My mind was always preoccupied with business, my feelings nonexistent. But this reaction to Milan, strange and unexplained as it was, was welcome, if only because of how different it was.

I approached my house slowly and entered.

The place hadn’t been touched and was as tidy and empty as I had left it. Had it really only been a day, less than twenty-four hours since I’d last been here, bemused at the prospect of attending a wedding, superior in my belief that Vasile had been deluding himself?

It had been, but it may as well have been another life.

The man who’d left this place was not the one who’d come back, and I knew there was only one reason.

Milan.

I could have pretended it was nothing, gone through the motions of pretending that I hadn’t been changed, probably irrevocably. But I wasn’t in the habit of deluding myself. Self-awareness kept me breathing, and even now, when it would be easier to ignore the truth, I couldn’t.

Milan made me feel. I couldn’t say why, had no idea what it meant, but that didn’t change the truth of it.

I undressed quickly and went to my bathroom and turned on the water. As it warmed, I hung my wrinkled suit on a hanger and added it to the others that needed laundering.

Who knew if I’d ever have occasion to take it in or wear it again, but whatever might happen in the future, there was no excuse for untidiness.

I didn’t linger in the shower, both because time was short, and because doing so would give me an opportunity to think about Milan. Even the few moments I’d been naked had been long enough for my dick to harden to steel. A distraction I couldn’t afford, but one that I couldn’t completely ignore.

Any longer, and I knew I would be closing my fist around my hard shaft, stroking myself while fantasizing it was Milan. And I had no time for that.

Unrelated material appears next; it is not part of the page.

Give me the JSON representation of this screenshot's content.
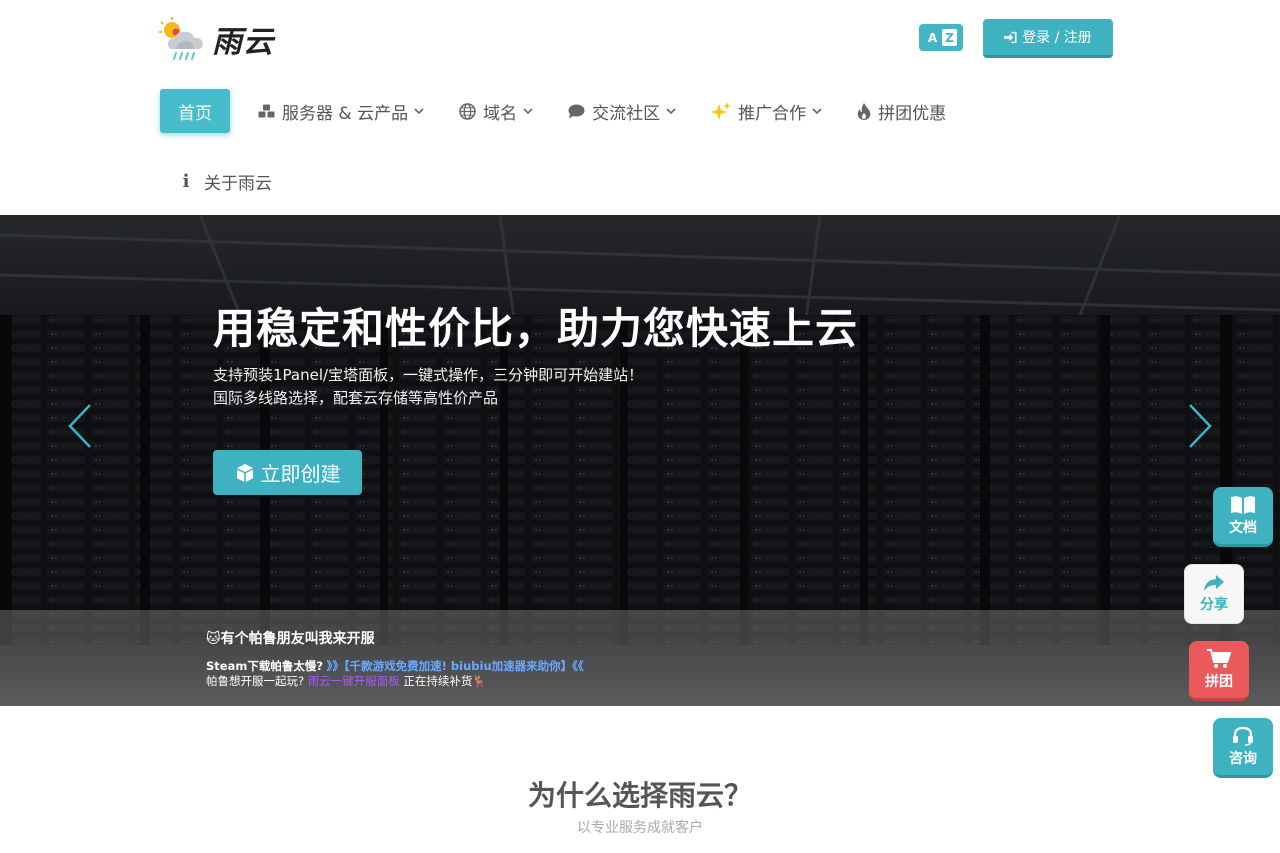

So I got out, dried off, and began to dress. Again I linked my shirtsleeves closed with cuff links, tied a fresh tie without looking in the mirror. As I slipped the final button on my jacket closed, I heard my front door splinter.

A quick glance at my watch told me it had taken twenty-five minutes for my visitors to arrive. I’d anticipated at least a half hour, but I was ready.

I walked through my bedroom and out to the living room, my walk loose, slow, my hands out at my sides.

“You’re here.”

I recognized the man who spoke as Ioan, one of Vasile’s younger but promising soldiers. I’d always thought him a favorite, but that must have been a mistake. Vasile couldn’t have valued the soldier too much if he’d sent him here, risked him to whatever I might do to him.

Then I looked at Ioan, such determination in his eyes. He had something to prove. I could see that clearly. Maybe he’d volunteered to retrieve me in an attempt to prove himself to his leader.

Whatever the case, I wouldn’t shed his blood today.

“I’m here,” I said, walking toward him.

He was wary, but not afraid, something I couldn’t say for sure about the three that accompanied him. He gestured toward the battered door that barely hung on its hinges with the weapon he held.

I didn’t bother to speak and instead walked toward it, careful to keep my steps slow, as nonthreatening as I could make them. Ioan, to his credit, didn’t flinch when I passed him and made my way outside.

A dark car idled in my driveway, looking ominous on this bright, cheery afternoon, a striking contrast to my calm, relatively well-to-do neighborhood.

“Get in,” Ioan said.

Though I had expected this, my instincts told me not to, the lingering sense of self-preservation warning me not to step into the mouth of danger, but there was no other choice.

Vasile would hunt me until he found his answers, so it was best to clear up this misunderstanding now. There was a possibility, a remote one, but still a slight possibility, I might find an ally in him.

So I reached for the door, and it opened before I touched it. I glanced back at Ioan who stared at me stone-faced and then I got in.









Milan



“I’ll finish up and have you out of here in a few minutes, Ms. Meadows.”

At the sound of a voice, I peeled my eyes open and turned toward the door. The detective who’d been questioning me smiled almost sheepishly, which told me my disbelief was all over my face.

“Sorry,” he said as he pulled out the chair across from me and again sat. After he shuffled the papers in front of him, he looked at me and smiled again, this time apologetically.